Keep in mind that these genetic therapies will only be effective for 10% of the ALS population. That being said, C9orf72 has implications in the sporadic form of ALS as well so whatever pathogenetic insights they extract from these ongoing clinical trials, will inform future studies done for sporadic ALS.
3. Biomarker usage
We can finally objectively measure if drugs are slowing ALS disease progression! “Biomarker” has been a buzz word in the ALS community for years. A biomarker, loosely defined, is a biological sample that can be used to screen, diagnose or monitor disease progression. The majority of excitement during the meeting was centered on the use of pharmacodynamic biomarkers, in upcoming clinical trials. Below is an image of the many potential measurements of ALS disease progression that newer trials, specifically the Healey Platform Trial, will incorporate.
(Image adapted from a 2019 Mass General presentation on the Healey Platform Trial. The presentation was led by Dr. Sabrina Paganoni and Dr. Ben Saville)

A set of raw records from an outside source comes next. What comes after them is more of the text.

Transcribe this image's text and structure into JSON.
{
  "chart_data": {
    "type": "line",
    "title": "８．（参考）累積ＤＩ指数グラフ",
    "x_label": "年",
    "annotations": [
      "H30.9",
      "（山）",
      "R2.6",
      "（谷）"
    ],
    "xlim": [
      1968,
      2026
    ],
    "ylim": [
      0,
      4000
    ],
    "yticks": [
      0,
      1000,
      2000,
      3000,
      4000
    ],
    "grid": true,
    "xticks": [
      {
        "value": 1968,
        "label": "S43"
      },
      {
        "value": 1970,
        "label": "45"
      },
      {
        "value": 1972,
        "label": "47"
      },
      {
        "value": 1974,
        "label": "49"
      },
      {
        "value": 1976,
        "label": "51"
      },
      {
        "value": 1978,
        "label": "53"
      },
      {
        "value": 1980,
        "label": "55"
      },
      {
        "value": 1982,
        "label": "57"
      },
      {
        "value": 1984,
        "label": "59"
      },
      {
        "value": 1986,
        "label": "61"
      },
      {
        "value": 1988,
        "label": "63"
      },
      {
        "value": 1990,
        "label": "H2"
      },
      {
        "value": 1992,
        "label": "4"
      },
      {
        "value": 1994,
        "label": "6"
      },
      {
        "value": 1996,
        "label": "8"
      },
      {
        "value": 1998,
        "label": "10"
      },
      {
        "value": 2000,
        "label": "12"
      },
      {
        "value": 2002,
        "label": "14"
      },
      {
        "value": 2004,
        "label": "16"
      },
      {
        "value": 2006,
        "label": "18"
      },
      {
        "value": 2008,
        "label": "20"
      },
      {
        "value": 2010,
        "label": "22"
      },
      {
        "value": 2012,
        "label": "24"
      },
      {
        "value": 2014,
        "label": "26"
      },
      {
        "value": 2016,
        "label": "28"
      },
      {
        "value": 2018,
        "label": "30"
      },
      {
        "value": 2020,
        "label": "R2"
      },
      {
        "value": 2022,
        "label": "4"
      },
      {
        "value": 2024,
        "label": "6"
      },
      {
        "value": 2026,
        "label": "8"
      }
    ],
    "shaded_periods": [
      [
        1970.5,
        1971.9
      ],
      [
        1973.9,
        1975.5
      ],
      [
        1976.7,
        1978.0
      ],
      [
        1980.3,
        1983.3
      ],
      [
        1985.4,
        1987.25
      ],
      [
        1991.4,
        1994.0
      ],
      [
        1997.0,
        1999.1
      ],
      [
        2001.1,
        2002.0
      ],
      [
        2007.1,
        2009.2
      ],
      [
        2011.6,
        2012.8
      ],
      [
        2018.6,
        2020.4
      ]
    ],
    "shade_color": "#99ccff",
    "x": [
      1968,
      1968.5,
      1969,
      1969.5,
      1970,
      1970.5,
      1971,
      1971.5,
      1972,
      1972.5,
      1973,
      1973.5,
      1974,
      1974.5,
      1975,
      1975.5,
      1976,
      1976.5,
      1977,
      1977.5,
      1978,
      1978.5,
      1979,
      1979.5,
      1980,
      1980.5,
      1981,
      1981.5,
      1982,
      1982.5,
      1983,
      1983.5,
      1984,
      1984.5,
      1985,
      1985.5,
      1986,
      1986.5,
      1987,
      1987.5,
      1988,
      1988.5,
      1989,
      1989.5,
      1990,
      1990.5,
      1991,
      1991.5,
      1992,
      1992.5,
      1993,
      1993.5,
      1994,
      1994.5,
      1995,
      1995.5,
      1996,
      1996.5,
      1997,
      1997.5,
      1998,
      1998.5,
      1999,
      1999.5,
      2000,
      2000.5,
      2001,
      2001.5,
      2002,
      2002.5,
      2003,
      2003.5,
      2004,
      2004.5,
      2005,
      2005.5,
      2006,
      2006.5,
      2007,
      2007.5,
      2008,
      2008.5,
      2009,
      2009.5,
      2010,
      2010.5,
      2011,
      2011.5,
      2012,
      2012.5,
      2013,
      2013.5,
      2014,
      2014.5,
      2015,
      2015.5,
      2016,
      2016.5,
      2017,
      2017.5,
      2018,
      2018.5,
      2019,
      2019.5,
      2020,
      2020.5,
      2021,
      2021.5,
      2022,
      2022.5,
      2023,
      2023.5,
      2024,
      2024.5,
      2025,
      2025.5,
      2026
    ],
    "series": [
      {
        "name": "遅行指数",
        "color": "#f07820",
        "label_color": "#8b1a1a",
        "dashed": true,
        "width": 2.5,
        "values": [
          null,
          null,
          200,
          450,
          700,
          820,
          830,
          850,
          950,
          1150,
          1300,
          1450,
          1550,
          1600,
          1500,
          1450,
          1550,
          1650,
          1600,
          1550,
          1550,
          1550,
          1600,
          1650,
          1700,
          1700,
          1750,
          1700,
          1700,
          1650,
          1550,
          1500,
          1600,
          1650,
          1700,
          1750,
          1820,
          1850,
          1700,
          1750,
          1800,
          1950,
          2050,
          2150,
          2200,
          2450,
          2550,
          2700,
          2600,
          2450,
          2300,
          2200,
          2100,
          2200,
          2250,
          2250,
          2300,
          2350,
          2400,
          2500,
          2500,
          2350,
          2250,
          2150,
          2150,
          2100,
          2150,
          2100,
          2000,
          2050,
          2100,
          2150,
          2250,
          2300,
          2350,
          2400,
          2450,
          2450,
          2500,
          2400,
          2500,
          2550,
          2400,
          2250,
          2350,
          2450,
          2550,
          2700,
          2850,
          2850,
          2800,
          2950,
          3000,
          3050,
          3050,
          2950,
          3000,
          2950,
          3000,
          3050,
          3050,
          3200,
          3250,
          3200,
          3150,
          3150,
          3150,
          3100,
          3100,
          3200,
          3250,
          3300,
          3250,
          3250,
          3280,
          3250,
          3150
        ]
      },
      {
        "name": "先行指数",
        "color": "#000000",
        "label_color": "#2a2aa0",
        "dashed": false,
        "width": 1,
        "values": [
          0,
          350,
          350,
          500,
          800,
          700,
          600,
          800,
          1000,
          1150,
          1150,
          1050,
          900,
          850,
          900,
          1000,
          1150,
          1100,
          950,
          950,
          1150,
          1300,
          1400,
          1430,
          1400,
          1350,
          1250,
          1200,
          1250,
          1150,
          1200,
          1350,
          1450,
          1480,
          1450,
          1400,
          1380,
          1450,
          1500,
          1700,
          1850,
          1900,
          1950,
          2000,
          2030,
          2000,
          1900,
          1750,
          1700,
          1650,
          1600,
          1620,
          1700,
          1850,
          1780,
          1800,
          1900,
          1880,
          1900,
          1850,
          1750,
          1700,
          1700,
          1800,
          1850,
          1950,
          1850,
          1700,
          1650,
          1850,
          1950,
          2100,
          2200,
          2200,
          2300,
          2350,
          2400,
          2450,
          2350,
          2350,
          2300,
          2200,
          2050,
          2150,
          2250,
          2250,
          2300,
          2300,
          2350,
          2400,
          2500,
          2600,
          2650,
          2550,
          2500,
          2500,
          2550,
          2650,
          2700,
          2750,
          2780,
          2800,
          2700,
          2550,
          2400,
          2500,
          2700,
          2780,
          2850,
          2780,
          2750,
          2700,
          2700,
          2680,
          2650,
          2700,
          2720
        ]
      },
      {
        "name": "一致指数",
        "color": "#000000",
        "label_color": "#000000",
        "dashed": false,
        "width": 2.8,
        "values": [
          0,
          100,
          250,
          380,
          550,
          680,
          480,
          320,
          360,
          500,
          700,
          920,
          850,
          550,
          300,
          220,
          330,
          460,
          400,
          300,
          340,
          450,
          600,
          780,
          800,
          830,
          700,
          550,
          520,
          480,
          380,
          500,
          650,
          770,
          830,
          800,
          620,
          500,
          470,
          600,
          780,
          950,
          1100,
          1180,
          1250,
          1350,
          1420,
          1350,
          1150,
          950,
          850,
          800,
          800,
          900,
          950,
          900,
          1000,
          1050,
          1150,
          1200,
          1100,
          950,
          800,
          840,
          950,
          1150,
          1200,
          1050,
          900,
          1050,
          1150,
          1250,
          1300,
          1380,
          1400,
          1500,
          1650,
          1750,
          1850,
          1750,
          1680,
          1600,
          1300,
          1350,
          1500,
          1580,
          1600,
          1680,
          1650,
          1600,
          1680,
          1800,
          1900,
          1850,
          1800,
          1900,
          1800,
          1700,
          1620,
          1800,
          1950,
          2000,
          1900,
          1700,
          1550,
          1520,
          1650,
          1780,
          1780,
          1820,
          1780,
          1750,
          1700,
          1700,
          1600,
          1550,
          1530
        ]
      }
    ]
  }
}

For the sake of time and space, this post will not going into the details of each measurement. More information can be found in this Frontiers article. The second takeaway from council’s the biomarker discussion was one of hope. Dr. Pasenelli described an important perspective shift that has occurred in the ALS research community. To paraphrase, she recognized that 7-10 years ago, researchers joined the ALS therapeutic area for the general, rather unexciting discipline of researching. Now, each ALS research investigations could lead to a potential therapeutic target or a biomarker discovery. The hope of actually discovering something is alive and is encouraging more individuals to join the field. This was incredibly encouraging to hear.
South Africa: South Africa gets their own blurb because during the meeting it sounded like Dr. Jeannine Heckmann was on a literal ALS battlefront. She began the meeting by stating there are only 3 interdisciplinary clinics in South Africa and the some of the medical professionals attend the clinics once a month. Dr. Heckmann went on to share a very moving story about recent ALS diagnosis she had to give while the patient was already in need of a ventilator and there were limited ventilator resources. Their country has limited resources to Rilutek, which is 10-15 years behind USA standards. In conclusion, Dr. Heckmann is a saint and needs back up. Also, the South African ALS patient community needs support ASAP.
Thank you to all the ALS/MND Internationals Alliance Scientific Council Members! We greatly appreciate all of your contributions to the ALS field.